Recently, the British foreign office was examining the possibility
of complying with the UN demands. But under intense pressure from
the US, the defence department seems to have overruled it. This is
despite a long-standing offer from Mauritius that the US could
continue to operate its military base on Diego Garcia with total
control.
Island states in Oceania
To calm turbulent waters, Liu Jianchao, head of the Central
Committee’s international department, told an audience in Sydney
last week that China did not seek to challenge Australia’s
influence among the Pacific island states. It was a tacit
acknowledgement of Australia’s unspoken sphere of influence. So
much for the hysteria, year after year, of the Australian press
about the imminent war threat from China.

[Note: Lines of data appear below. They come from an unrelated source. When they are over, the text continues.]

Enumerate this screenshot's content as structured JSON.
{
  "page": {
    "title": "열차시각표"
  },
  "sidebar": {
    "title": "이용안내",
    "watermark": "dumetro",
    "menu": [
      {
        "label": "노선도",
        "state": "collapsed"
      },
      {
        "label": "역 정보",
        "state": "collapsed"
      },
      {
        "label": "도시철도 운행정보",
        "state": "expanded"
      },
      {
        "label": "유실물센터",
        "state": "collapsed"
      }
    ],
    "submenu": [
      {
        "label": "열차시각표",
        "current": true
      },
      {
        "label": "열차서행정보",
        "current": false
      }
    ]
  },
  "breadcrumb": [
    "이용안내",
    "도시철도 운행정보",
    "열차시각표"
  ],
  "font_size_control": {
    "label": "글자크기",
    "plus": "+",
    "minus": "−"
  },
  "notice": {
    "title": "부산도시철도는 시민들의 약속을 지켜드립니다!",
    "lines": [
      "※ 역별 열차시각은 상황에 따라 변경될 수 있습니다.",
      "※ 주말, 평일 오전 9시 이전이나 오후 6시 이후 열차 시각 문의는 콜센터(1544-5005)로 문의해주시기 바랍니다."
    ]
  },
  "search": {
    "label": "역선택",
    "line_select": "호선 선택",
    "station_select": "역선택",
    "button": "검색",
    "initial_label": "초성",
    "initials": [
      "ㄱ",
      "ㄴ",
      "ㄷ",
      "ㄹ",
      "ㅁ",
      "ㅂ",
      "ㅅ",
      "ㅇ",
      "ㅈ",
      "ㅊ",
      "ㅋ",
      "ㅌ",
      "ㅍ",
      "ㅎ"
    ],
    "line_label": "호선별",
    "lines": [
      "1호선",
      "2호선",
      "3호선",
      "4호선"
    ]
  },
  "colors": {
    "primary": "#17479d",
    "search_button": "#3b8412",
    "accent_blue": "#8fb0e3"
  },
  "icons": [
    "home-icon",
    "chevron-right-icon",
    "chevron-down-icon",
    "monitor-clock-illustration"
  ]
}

Meanwhile, the US, with full cooperation from Australia and New
Zealand, has been busy fortifying the entire Oceania and
militarising it, with enormous implications for maritime defence
and legitimate boundaries under the international law of the
sea.
In Western news media and many think tanks, it’s almost always
claimed that China maintains that, under international law, foreign
militaries are not able to conduct military and
intelligence-gathering activities, such as reconnaissance flights,
in its exclusive economic zone (EEZ).
But China is hardly the only one that maintains this
interpretation. India, Indonesia, Malaysia and Vietnam – all of
which have territorial or maritime disputes with China – share the
same position that independent states have the right to limit
access to foreign militaries for security purposes within their
EEZs.
By contrast, the United States claims that the UN Convention of the
Law of the Sea (UNCLOS), which the US has not even signed, allows
other countries to exercise freedom of navigation without the need
to notify before entering someone’s EEZs; and that covers military
craft as well. Guess which country has the naval capabilities to
sail everywhere in the world!
Now, new deals negotiated by Washington with Micronesia, the
Marshall Islands and Palau under the so-called Compact of Free
Association can potentially nullify the UNCLOS under a new
doctrine.
Under the old deal, the US already had control of their foreign and
defence policies including territorial access. But under the new
deal, the US military can control access to all three island
states’ EEZs, including preventing others from entering them. This
is not so different from good old colonial
extraterritoriality.
It’s doubtful, as I have argued previously, that such an expensive
doctrine of defence would be confined only to three tiny island
states in the Pacific. Rather the whole idea is that it will be
applicable to all US-protected territories, including continental
America.
The upshot is that while everyone else is bound by its self-serving
interpretation of the UNCLOS, the US considers itself free from its
legal constraints.
The whole idea of the US pivot to Asia (or containing China), as
elsewhere, is to do as I say, not as I do.